The very last thing is maybe even the most exciting, which is that… and [Catherine] got after me to pursue this actually that she found de novo ASM in the cancers due to somatic mutations in noncoding regions producing ASM, that's never seen in a normal sample because that mutations never found in a normal samples. Does that put us ahead in trying to understand noncoding mutations in human cancers? Yes, because she was able to show that some of these de novo ASM regions were due to mutations destroying transcription factor binding sites. So, there you can really study that, you can use CRISPR methods and so on to really ascertain that this is functional. So, the burden of these noncoding mutations in the myeloma cases is 400 to 1000 such mutations per case, how are you going to sort through those hundreds of mutations to tell the clinician, this one might be important.
So, how would you sum up the overall implications of this study?
So, I think that it has implications for public utility. The way that we’ve provided these maps as Genome Browser tracks, as well as NCBI, has public utility for every other lab doing post GWAS studies, not only for cancer but for other diseases ranging to Parkinson's disease, schizophrenia, and type two diabetes and so on. Public utility, it never goes away, that's why we like to do these kinds of studies. People have DNA in their freezers, they can expand this map more readily than by doing ChIP-seq where you need fresh material and so on. This can be done on archival material, this is very useful, even potentially paraffin blocks, right? Very useful in a practical way.

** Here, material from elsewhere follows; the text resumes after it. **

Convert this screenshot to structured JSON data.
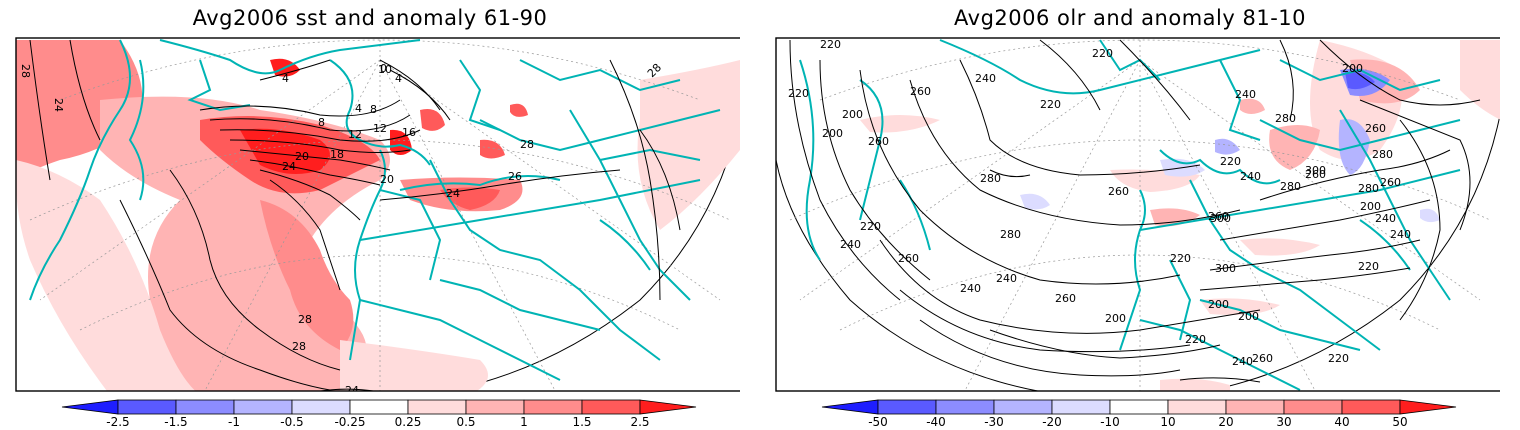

And then the second is for this diagnostic sort of genomic medicine application, both in other diseases and in cancer where one would like to understand the… which of these hundreds of noncoding mutations might actually have a function. And that I think… overall the utility is to advance genomic medicine.
Are there any sort of next steps planned for the study?

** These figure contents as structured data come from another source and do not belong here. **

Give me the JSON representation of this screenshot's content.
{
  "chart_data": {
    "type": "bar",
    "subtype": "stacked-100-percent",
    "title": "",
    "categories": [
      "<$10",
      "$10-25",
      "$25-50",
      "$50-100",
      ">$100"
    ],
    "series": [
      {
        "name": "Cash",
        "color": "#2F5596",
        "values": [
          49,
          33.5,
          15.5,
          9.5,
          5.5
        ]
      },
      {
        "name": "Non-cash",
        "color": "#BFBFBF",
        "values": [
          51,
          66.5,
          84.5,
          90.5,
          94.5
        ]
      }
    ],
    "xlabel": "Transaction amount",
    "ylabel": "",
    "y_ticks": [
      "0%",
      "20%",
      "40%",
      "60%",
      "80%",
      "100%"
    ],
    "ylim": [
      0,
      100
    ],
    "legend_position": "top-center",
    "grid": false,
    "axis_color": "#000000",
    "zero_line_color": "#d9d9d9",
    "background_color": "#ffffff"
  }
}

I think that we're already applying it to COVID-19. I mean, I'm not kidding. So, this has, we have interesting signals in the COVID-19 risk regions. We're going to go back to cancers, particularly the same ones really that we started with: myeloma, B-cell lymphoma, and glioblastoma… these are important cancers. So, we have to… they have a large burden, I mentioned of these noncoding somatic mutations, I think it's going to be fascinating to identify the functional ones.
Do C, Dumont ELP, Salas M, et al. Allele-specific DNA methylation is increased in cancers and its dense mapping in normal plus neoplastic cells increases the yield of disease-associated regulatory SNPs. Genome Biology. doi:10.1186/s13059-020-02059-3.